It was conceived to be a protest march for campaigners and their groups to petition the High Court to speedily determine the legality of an injunction freezing a State-sponsored ban on thin plastics.
But the demonstration on Friday turned out to be an awareness walk as scores of environmentalists, students and activists took to the streets barely a day after Justice Healey Potani finally quashed the stay order obtained by Abdul Majid Sattar of Rainbow Plastics and 12 other manufacturers of unrecyclable plastics which constitute widespread pollution in the country.
Throughout the procession—from Blantyre’s colonial Town Hall to Chichiri Trade Fair ground, just opposite Blantyre Court House—the marchers saluted the court for entirely overruling the manufacturers’ stance that the outlaw violated their right to be heard, economic activity and similar regulations in the Southern African Development Community (Sadc) sub-region.
Speaking at the end of the march, Coordination Union for the Rehabilitation of the Environment (Cure) executive director Christopher Mwambene saluted the participants for being part of the growing movement to reduce plastic pollution in line with the theme of this year’s World Environment Day on June 5.
“In Malawi, we have legislation that bans manufacturing, distribution, sale and use of thin plastics, but manufacturers of thin plastics obtained a court order barring government from enforcing these regulations,” said Mwambene.

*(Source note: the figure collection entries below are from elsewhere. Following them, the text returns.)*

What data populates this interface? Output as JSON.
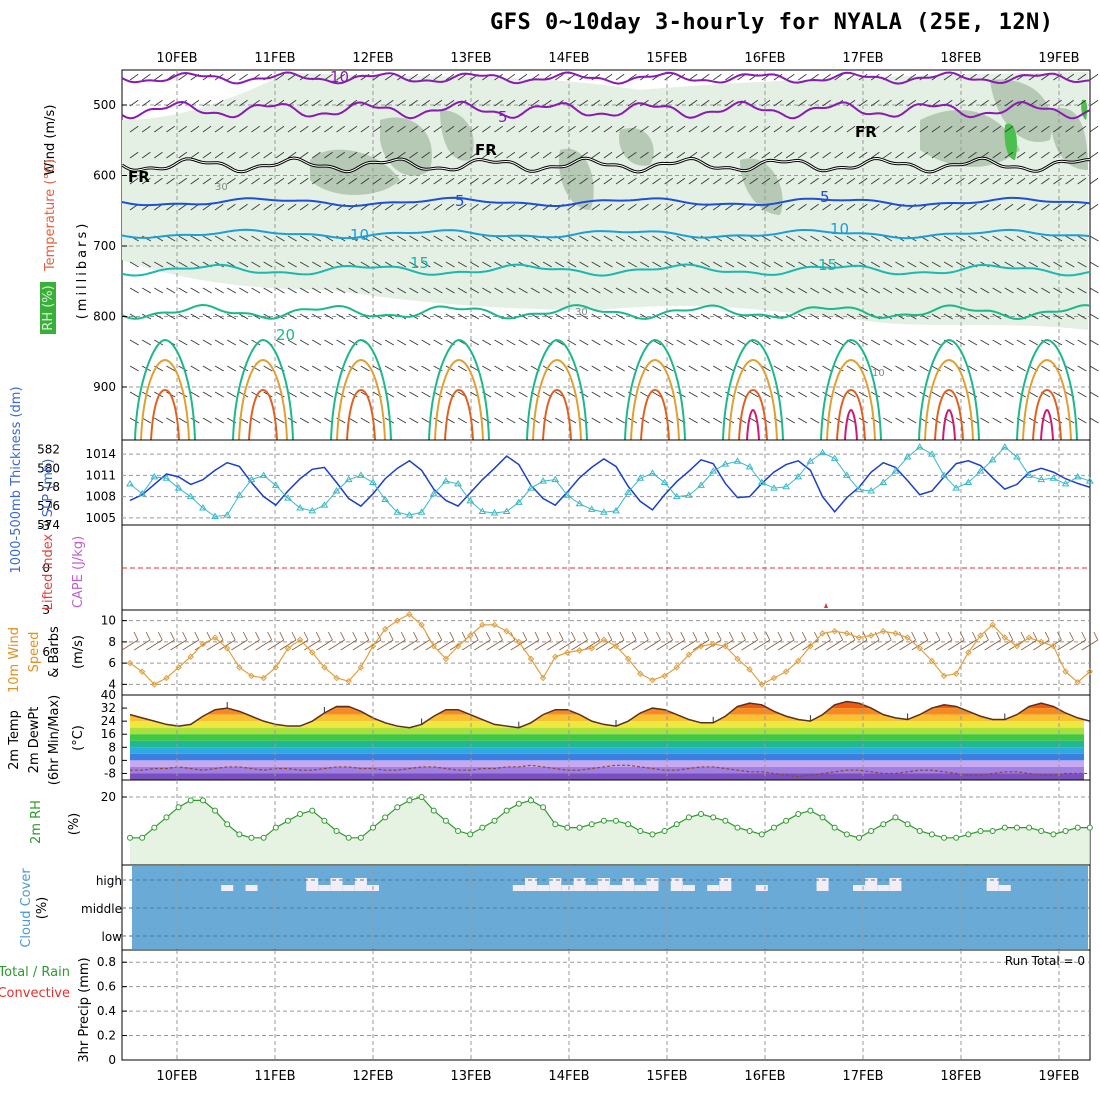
{
  "title": "GFS 0~10day 3-hourly for NYALA (25E, 12N)",
  "dates": [
    "10FEB",
    "11FEB",
    "12FEB",
    "13FEB",
    "14FEB",
    "15FEB",
    "16FEB",
    "17FEB",
    "18FEB",
    "19FEB"
  ],
  "colors": {
    "cross_section_purple": "#8a1ab3",
    "cross_section_black": "#000000",
    "cross_section_blue": "#1e4fd6",
    "cross_section_lightblue": "#1aa0d6",
    "cross_section_teal": "#1ab8b0",
    "cross_section_green": "#1ab88a",
    "cross_section_orange": "#e0a030",
    "cross_section_dkorange": "#e06020",
    "cross_section_magenta": "#d01a70",
    "rh_fill_light": "#e3f0e3",
    "rh_fill_mid": "#b5c9b5",
    "rh_fill_dark": "#8aa08a",
    "thickness_line": "#1a3fc8",
    "slp_line": "#3ab8c8",
    "wind_speed_line": "#e0a040",
    "wind_barbs": "#8b5a3a",
    "rh2m_line": "#2e9a2e",
    "rh2m_fill": "#e6f2e2",
    "cloud_fill": "#6aaad6",
    "cloud_clear": "#f3eef6",
    "lifted_index_zero": "#e03030"
  },
  "panels": {
    "cross_section": {
      "ylabel_wind": "Wind (m/s)",
      "ylabel_temp": "Temperature (°C)",
      "ylabel_rh": "RH (%)",
      "ylabel_pressure": "(millibars)",
      "yticks": [
        "500",
        "600",
        "700",
        "800",
        "900"
      ],
      "contour_labels": [
        {
          "text": "10",
          "series": "purple"
        },
        {
          "text": "5",
          "series": "purple"
        },
        {
          "text": "FR",
          "series": "black"
        },
        {
          "text": "FR",
          "series": "black"
        },
        {
          "text": "FR",
          "series": "black"
        },
        {
          "text": "5",
          "series": "blue"
        },
        {
          "text": "5",
          "series": "blue"
        },
        {
          "text": "10",
          "series": "lightblue"
        },
        {
          "text": "10",
          "series": "lightblue"
        },
        {
          "text": "15",
          "series": "teal"
        },
        {
          "text": "15",
          "series": "teal"
        },
        {
          "text": "20",
          "series": "green"
        },
        {
          "text": "30",
          "series": "rh"
        },
        {
          "text": "30",
          "series": "rh"
        },
        {
          "text": "10",
          "series": "rh"
        }
      ]
    },
    "thickness_slp": {
      "ylabel_left": "1000-500mb Thickness (dm)",
      "ylabel_right": "SLP (mb)",
      "yticks_left": [
        "574",
        "576",
        "578",
        "580",
        "582"
      ],
      "yticks_right": [
        "1005",
        "1008",
        "1011",
        "1014"
      ]
    },
    "cape_li": {
      "ylabel_left": "Lifted Index",
      "ylabel_right": "CAPE (J/kg)",
      "yticks": [
        "-3",
        "0",
        "3",
        "6"
      ]
    },
    "wind10m": {
      "ylabel_left": "10m Wind",
      "ylabel_mid": "Speed",
      "ylabel_right": "& Barbs",
      "unit": "(m/s)",
      "yticks": [
        "4",
        "6",
        "8",
        "10"
      ]
    },
    "temp2m": {
      "ylabel_left": "2m Temp",
      "ylabel_mid": "2m DewPt",
      "ylabel_right": "(6hr Min/Max)",
      "unit": "(°C)",
      "yticks": [
        "40",
        "32",
        "24",
        "16",
        "8",
        "0",
        "-8"
      ]
    },
    "rh2m": {
      "ylabel": "2m RH",
      "unit": "(%)",
      "yticks": [
        "20"
      ]
    },
    "cloud": {
      "ylabel": "Cloud Cover",
      "unit": "(%)",
      "levels": [
        "high",
        "middle",
        "low"
      ]
    },
    "precip": {
      "ylabel_left": "Total / Rain",
      "ylabel_right": "Convective",
      "ylabel_mid": "3hr Precip (mm)",
      "yticks": [
        "0.8",
        "0.6",
        "0.4",
        "0.2",
        "0"
      ],
      "run_total": "Run Total = 0"
    }
  },
  "chart_data": [
    {
      "type": "line",
      "title": "1000-500mb Thickness / SLP",
      "x_unit": "forecast step (3-hourly from 09FEB 12Z)",
      "series": [
        {
          "name": "1000-500mb Thickness (dm)",
          "values": [
            576.6,
            577.2,
            578.3,
            579.4,
            579.1,
            578.3,
            578.8,
            579.8,
            580.6,
            580.2,
            578.5,
            577.0,
            576.1,
            577.6,
            578.9,
            579.9,
            580.1,
            578.5,
            576.8,
            576.0,
            577.3,
            578.9,
            580.0,
            580.8,
            579.8,
            577.8,
            576.6,
            576.0,
            577.4,
            578.8,
            580.0,
            581.3,
            580.4,
            578.2,
            576.8,
            576.1,
            577.5,
            579.0,
            580.1,
            581.0,
            580.2,
            578.1,
            576.5,
            575.6,
            577.2,
            578.6,
            579.7,
            580.9,
            580.5,
            578.4,
            576.9,
            577.0,
            578.4,
            579.6,
            580.4,
            580.8,
            579.8,
            577.0,
            575.4,
            576.9,
            578.0,
            579.6,
            580.6,
            580.1,
            578.7,
            577.2,
            577.6,
            579.1,
            580.5,
            580.8,
            580.3,
            579.0,
            577.8,
            578.3,
            579.6,
            580.0,
            579.6,
            578.9,
            578.4,
            578.0
          ]
        },
        {
          "name": "SLP (mb)",
          "values": [
            1009.8,
            1008.4,
            1010.8,
            1010.6,
            1009.2,
            1008.0,
            1006.4,
            1005.2,
            1005.4,
            1008.2,
            1010.4,
            1011.0,
            1009.6,
            1007.8,
            1006.4,
            1006.0,
            1006.8,
            1008.8,
            1010.4,
            1011.0,
            1010.0,
            1007.6,
            1005.8,
            1005.4,
            1005.8,
            1008.4,
            1010.2,
            1009.8,
            1007.4,
            1005.9,
            1005.7,
            1005.9,
            1007.2,
            1009.2,
            1010.2,
            1010.4,
            1008.2,
            1007.0,
            1006.2,
            1005.8,
            1006.0,
            1008.6,
            1010.6,
            1011.3,
            1010.0,
            1008.0,
            1008.2,
            1009.6,
            1011.6,
            1012.6,
            1013.0,
            1012.2,
            1010.0,
            1009.2,
            1009.4,
            1010.8,
            1013.0,
            1014.2,
            1013.4,
            1011.0,
            1009.0,
            1008.8,
            1010.0,
            1011.6,
            1013.6,
            1015.0,
            1014.0,
            1011.0,
            1009.2,
            1010.0,
            1011.6,
            1013.2,
            1015.0,
            1013.6,
            1011.0,
            1010.4,
            1010.6,
            1009.8,
            1010.8,
            1010.2
          ]
        }
      ],
      "ylim_left": [
        574,
        583
      ],
      "ylim_right": [
        1004,
        1016
      ]
    },
    {
      "type": "line",
      "title": "10m Wind Speed",
      "series": [
        {
          "name": "Speed (m/s)",
          "values": [
            6.0,
            5.2,
            4.0,
            4.6,
            5.6,
            6.6,
            7.8,
            8.4,
            7.4,
            5.6,
            4.8,
            4.6,
            5.6,
            7.4,
            8.2,
            7.0,
            5.6,
            4.6,
            4.3,
            5.6,
            7.6,
            9.2,
            10.0,
            10.6,
            9.6,
            7.6,
            6.4,
            7.6,
            8.6,
            9.6,
            9.6,
            9.0,
            8.0,
            6.4,
            4.6,
            6.6,
            7.0,
            7.2,
            7.4,
            8.2,
            7.6,
            6.4,
            5.0,
            4.4,
            4.8,
            5.6,
            6.8,
            7.6,
            7.8,
            7.6,
            6.4,
            5.4,
            4.0,
            4.6,
            5.2,
            6.2,
            7.6,
            8.8,
            9.0,
            8.8,
            8.4,
            8.6,
            9.0,
            8.8,
            8.4,
            7.4,
            6.2,
            4.8,
            5.0,
            7.0,
            8.6,
            9.6,
            8.4,
            7.6,
            8.4,
            8.0,
            7.6,
            5.2,
            4.2,
            5.2
          ]
        }
      ],
      "ylim": [
        3,
        11
      ]
    },
    {
      "type": "area",
      "title": "2m Temp / DewPt",
      "series": [
        {
          "name": "2m Temp (°C)",
          "values": [
            28,
            26,
            24,
            22,
            21,
            22,
            27,
            31,
            32,
            30,
            27,
            24,
            22,
            21,
            21,
            24,
            29,
            33,
            33,
            30,
            26,
            23,
            21,
            20,
            22,
            27,
            31,
            31,
            28,
            25,
            22,
            21,
            20,
            23,
            28,
            31,
            31,
            28,
            24,
            22,
            21,
            24,
            29,
            32,
            31,
            28,
            25,
            23,
            23,
            27,
            33,
            35,
            34,
            30,
            27,
            25,
            24,
            28,
            34,
            36,
            35,
            32,
            28,
            26,
            25,
            28,
            32,
            34,
            33,
            30,
            27,
            25,
            25,
            28,
            33,
            35,
            33,
            29,
            26,
            24
          ]
        },
        {
          "name": "2m DewPt (°C)",
          "values": [
            -6,
            -6,
            -5,
            -5,
            -4,
            -5,
            -6,
            -5,
            -4,
            -4,
            -5,
            -6,
            -5,
            -5,
            -6,
            -6,
            -5,
            -4,
            -4,
            -5,
            -5,
            -6,
            -6,
            -5,
            -4,
            -4,
            -5,
            -6,
            -6,
            -5,
            -5,
            -4,
            -4,
            -3,
            -4,
            -5,
            -6,
            -6,
            -5,
            -4,
            -3,
            -3,
            -4,
            -5,
            -6,
            -6,
            -5,
            -4,
            -4,
            -5,
            -6,
            -7,
            -7,
            -8,
            -9,
            -10,
            -9,
            -8,
            -7,
            -6,
            -6,
            -7,
            -8,
            -8,
            -7,
            -6,
            -6,
            -7,
            -8,
            -9,
            -9,
            -8,
            -7,
            -7,
            -8,
            -9,
            -9,
            -8,
            -8,
            -8
          ]
        }
      ],
      "ylim": [
        -12,
        40
      ]
    },
    {
      "type": "area",
      "title": "2m RH",
      "series": [
        {
          "name": "2m RH (%)",
          "values": [
            8,
            8,
            11,
            14,
            17,
            19,
            19,
            16,
            12,
            9,
            8,
            8,
            11,
            13,
            15,
            16,
            13,
            10,
            8,
            8,
            11,
            14,
            17,
            19,
            20,
            16,
            13,
            10,
            9,
            11,
            13,
            16,
            18,
            19,
            17,
            12,
            11,
            11,
            12,
            13,
            13,
            12,
            10,
            9,
            10,
            12,
            14,
            15,
            14,
            13,
            11,
            10,
            9,
            11,
            13,
            15,
            16,
            14,
            11,
            9,
            8,
            10,
            12,
            14,
            12,
            10,
            9,
            8,
            8,
            9,
            10,
            10,
            11,
            11,
            11,
            10,
            9,
            10,
            11,
            11
          ]
        }
      ],
      "ylim": [
        0,
        25
      ]
    },
    {
      "type": "bar",
      "title": "Cloud Cover (high level clear fraction)",
      "series": [
        {
          "name": "high-level gap",
          "values": [
            0,
            0,
            0,
            0,
            0,
            0,
            0,
            0,
            1,
            0,
            1,
            0,
            0,
            0,
            0,
            1,
            1,
            1,
            1,
            1,
            1,
            0,
            0,
            0,
            0,
            0,
            0,
            0,
            0,
            0,
            0,
            0,
            1,
            1,
            1,
            1,
            1,
            1,
            1,
            1,
            1,
            1,
            1,
            1,
            0,
            1,
            1,
            0,
            1,
            1,
            0,
            0,
            1,
            0,
            0,
            0,
            0,
            1,
            0,
            0,
            1,
            1,
            1,
            1,
            0,
            0,
            0,
            0,
            0,
            0,
            0,
            1,
            1,
            0,
            0,
            0,
            0,
            0,
            0,
            0
          ]
        }
      ]
    },
    {
      "type": "bar",
      "title": "3hr Precip (mm)",
      "series": [
        {
          "name": "Total / Rain",
          "values": [
            0,
            0,
            0,
            0,
            0,
            0,
            0,
            0,
            0,
            0
          ]
        }
      ],
      "ylim": [
        0,
        0.9
      ]
    }
  ]
}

He added: “We are happy that the court has vacated the injunction, meaning that the government is free to enforce existing regulations to beat plastic pollution. However, the battle is not over. There is also need for behavioural change. Most of the times, we carry plastic materials, especially carrier bags, which we do not need. Let’s stop using plastics which we cannot re-use or recycle. If we do this, manufacturers will not have a good reason to continue producing a product which degrades the environment.”
Signs of failure to responsibly reduce and manage plastic waste that people churn out were perceivable throughout the march, which police wanted called off at the eleventh hour on the basis that it had been overtaken by the landmark ruling on Thursday.
Wildlife and Environmental Society of Malawi (Wesm) regional president Paul Taylor said the push to beat plastic pollution is winnable if government and its partners emulate Rwanda’s example by sensitising the public to its environmental costs and extending the ban beyond plastics less than 60 microns.
“The judgement is victory as we strive to beat plastic pollution, but the country needs to move forward to use no plastic, not just thin plastic,” he said.
Last week, the Association of Environmental Journalists held a similar march in Lilongwe. Tawonga Mbale-Luka, director of Environmental Affairs in the Ministry of Natural Resources, Energy and Mining, described the marches as timely public endorsement of government’s steps to kick out thin plastics which hurt the enviroment.
Luka testified in the case which has been hanging in court for the past two years, a long-wait the civil society consortium in Blantyre set out to demonstrate against on Friday.
The case brought into question Environmental Management Regulation of 2015 which she described as a result of wide consultations with relevant stakeholders, including the producers.
But Malawi Environmental Endowment Trust (Meet) coordinator Karen Price described as timely Potani’s verdict as it comes just when the country is commemorating the Word Environment month, focusing on eliminating plastic waste.